Shamans say that all problems are perceptual in nature. That’s not to say our problems aren’t real. They have a reality, but it is not the only reality and it doesn’t have to be the primary reality. Neuroscience offers us a new way of perceiving a reality shamans have recognized all along: The interconnectedness of consciousness and matter. It’s this perception that helps us not just understand our issues but heal ourselves.
Understanding the nature and biology of your personal misery isn’t nearly as satisfying as freeing yourself from the feeling and perception that your life has been, and will continue to be, an exhausting struggle!
In the 1990s, neurologist Peter Eriksson discovered that our brains experience neurogenesis, that is, we actually are able to grow new brain cells from neural stem cells. The brain cells you lost in your college drinking days, or brain cells that became lost due to injury or Alzheimer’s, can be replaced. At the same time, we can grow new neural networks—brain structures that are formed when experiences cause neurons to fire and communicate with each other through arm-like structures called synapses. The synapses system works efficiently to ensure that information travels quickly through the brain and nervous system.
But what if we want that information to travel differently, along a new route that is supportive of new beliefs and ideas? What if we want to remember a past event not with fear and resentment but with compassion and pride at having overcome a trauma? We can begin to replace the old neural network with a new one and reinforce it so that the old one is retired for good.
To support this process, we have to commit to changing our thought patterns. But as psychology has shown, that’s not an easy task and it takes a great deal of repetition. Affirmations can reinforce new belief systems. Using visualizations to retrain thought processes can do the same. However, there other ways to support the growth of new brain cells and new neural networks. One is by exercising a few hours a week, which increases a reparative substance in the brain called BDNF (brain-derived neurotrophic factor). Fasting for a day or overnight for many hours also increases BDNF. Nutrients such as curcumin (also known as the spice turmeric), DHA (docosahexoenoic acid), and omega-3 fatty acids increase BDNF, as does calorie reduction. These are physical means for boosting BDNF and enhancing the neurogenesis process. There’s also a mental means for increasing it: intellectual stimulation, especially if it involves new activities, or is combined with physical activities (for example, moving in new ways instead of doing rote exercise on a piece of equipment at your local gym).

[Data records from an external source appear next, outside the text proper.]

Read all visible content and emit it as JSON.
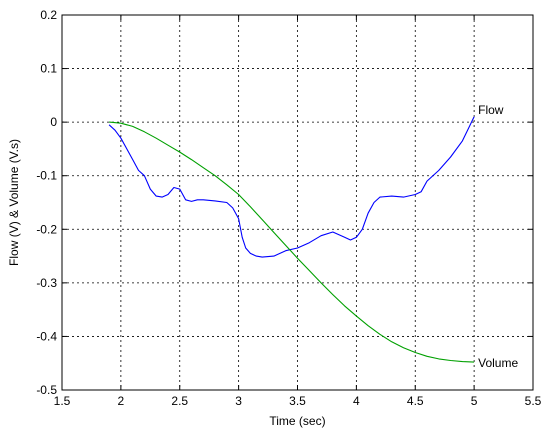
{
  "chart_data": {
    "type": "line",
    "xlabel": "Time (sec)",
    "ylabel": "Flow (V) & Volume (V.s)",
    "xlim": [
      1.5,
      5.5
    ],
    "ylim": [
      -0.5,
      0.2
    ],
    "xticks": [
      1.5,
      2,
      2.5,
      3,
      3.5,
      4,
      4.5,
      5,
      5.5
    ],
    "xtick_labels": [
      "1.5",
      "2",
      "2.5",
      "3",
      "3.5",
      "4",
      "4.5",
      "5",
      "5.5"
    ],
    "yticks": [
      -0.5,
      -0.4,
      -0.3,
      -0.2,
      -0.1,
      0,
      0.1,
      0.2
    ],
    "ytick_labels": [
      "-0.5",
      "-0.4",
      "-0.3",
      "-0.2",
      "-0.1",
      "0",
      "0.1",
      "0.2"
    ],
    "grid": true,
    "series": [
      {
        "name": "Flow",
        "color": "#0000ff",
        "x": [
          1.9,
          1.95,
          2.0,
          2.05,
          2.1,
          2.15,
          2.2,
          2.25,
          2.3,
          2.35,
          2.4,
          2.45,
          2.5,
          2.55,
          2.6,
          2.65,
          2.7,
          2.8,
          2.9,
          2.95,
          3.0,
          3.03,
          3.06,
          3.1,
          3.15,
          3.2,
          3.3,
          3.4,
          3.5,
          3.6,
          3.7,
          3.8,
          3.85,
          3.9,
          3.95,
          4.0,
          4.05,
          4.1,
          4.15,
          4.2,
          4.3,
          4.4,
          4.5,
          4.55,
          4.6,
          4.7,
          4.8,
          4.9,
          5.0
        ],
        "y": [
          -0.005,
          -0.015,
          -0.03,
          -0.05,
          -0.07,
          -0.09,
          -0.1,
          -0.125,
          -0.138,
          -0.14,
          -0.135,
          -0.122,
          -0.125,
          -0.145,
          -0.148,
          -0.145,
          -0.145,
          -0.147,
          -0.15,
          -0.16,
          -0.18,
          -0.215,
          -0.235,
          -0.245,
          -0.25,
          -0.252,
          -0.25,
          -0.24,
          -0.235,
          -0.225,
          -0.212,
          -0.205,
          -0.21,
          -0.215,
          -0.22,
          -0.215,
          -0.2,
          -0.17,
          -0.15,
          -0.14,
          -0.138,
          -0.14,
          -0.135,
          -0.13,
          -0.11,
          -0.09,
          -0.065,
          -0.035,
          0.01
        ]
      },
      {
        "name": "Volume",
        "color": "#00a000",
        "x": [
          1.9,
          2.0,
          2.1,
          2.2,
          2.3,
          2.4,
          2.5,
          2.6,
          2.7,
          2.8,
          2.9,
          3.0,
          3.1,
          3.2,
          3.3,
          3.4,
          3.5,
          3.6,
          3.7,
          3.8,
          3.9,
          4.0,
          4.1,
          4.2,
          4.3,
          4.4,
          4.5,
          4.6,
          4.7,
          4.8,
          4.9,
          5.0
        ],
        "y": [
          0.0,
          -0.002,
          -0.008,
          -0.018,
          -0.03,
          -0.043,
          -0.056,
          -0.07,
          -0.085,
          -0.1,
          -0.117,
          -0.135,
          -0.158,
          -0.182,
          -0.206,
          -0.23,
          -0.254,
          -0.277,
          -0.3,
          -0.322,
          -0.343,
          -0.362,
          -0.38,
          -0.396,
          -0.41,
          -0.421,
          -0.43,
          -0.437,
          -0.442,
          -0.445,
          -0.447,
          -0.448
        ]
      }
    ]
  }
}
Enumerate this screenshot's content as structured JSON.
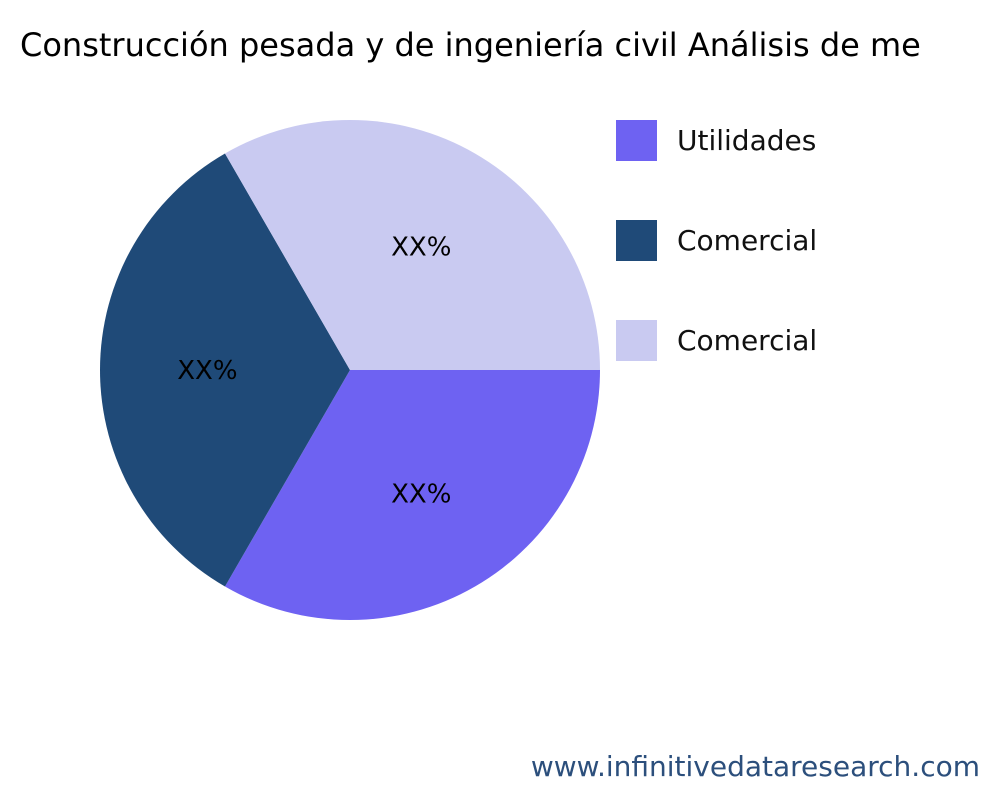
{
  "chart_data": {
    "type": "pie",
    "title": "Construcción pesada y de ingeniería civil Análisis de me",
    "categories": [
      "Utilidades",
      "Comercial",
      "Comercial"
    ],
    "values": [
      33.33,
      33.33,
      33.33
    ],
    "data_labels": [
      "XX%",
      "XX%",
      "XX%"
    ],
    "colors": [
      "#6E62F2",
      "#1F4A78",
      "#C9CAF1"
    ],
    "legend_position": "right"
  },
  "watermark": "www.infinitivedataresearch.com"
}
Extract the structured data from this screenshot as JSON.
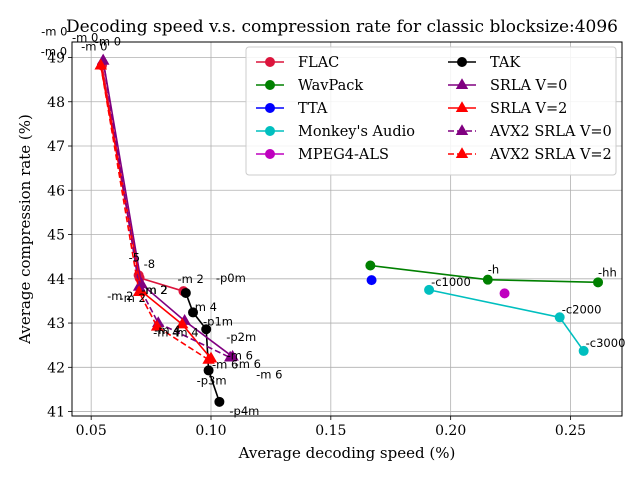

Now, could there be a spiritual means for increasing BDNF as well? Shamans and ancient indigenous people understood that spiritual practices of meditation and mindfulness alter the way we think, perceive, and feel, not just when we are in the moment of experiencing equanimity, calm, and oneness with the forces of nature, but also when we step back into our ordinary lives. If novel physical and mental actions increase BDNF, it makes sense that the changes in perception we experience when we have a regular spiritual practice influence our neurogenesis and neural network rewiring as well.
Research has shown that the brains of individuals who do mindfulness-based stress reduction (MBSR) for as little as half an hour a day over the course of eight weeks show changes in the parts of the brain associated with memory, learning, and emotional self-regulation.
For the shaman, there is no separation between the body, the mind, or the spirit. All approaches to healing affect all three aspects of our being. The mindful practices of the shamans may be key to remembering the past with compassion instead of pain, for appreciating the insights gained instead of reliving the suffering we once experienced.
When we stop looking for the magic supplement or exercise, the spiritual experience that will cure all our suffering once and for all, or the psychological technique that offers a permanent fix for unhealthy thought patterns, we can recognize the value of all of these interventions and incorporate them into our plan for healing and reinvention.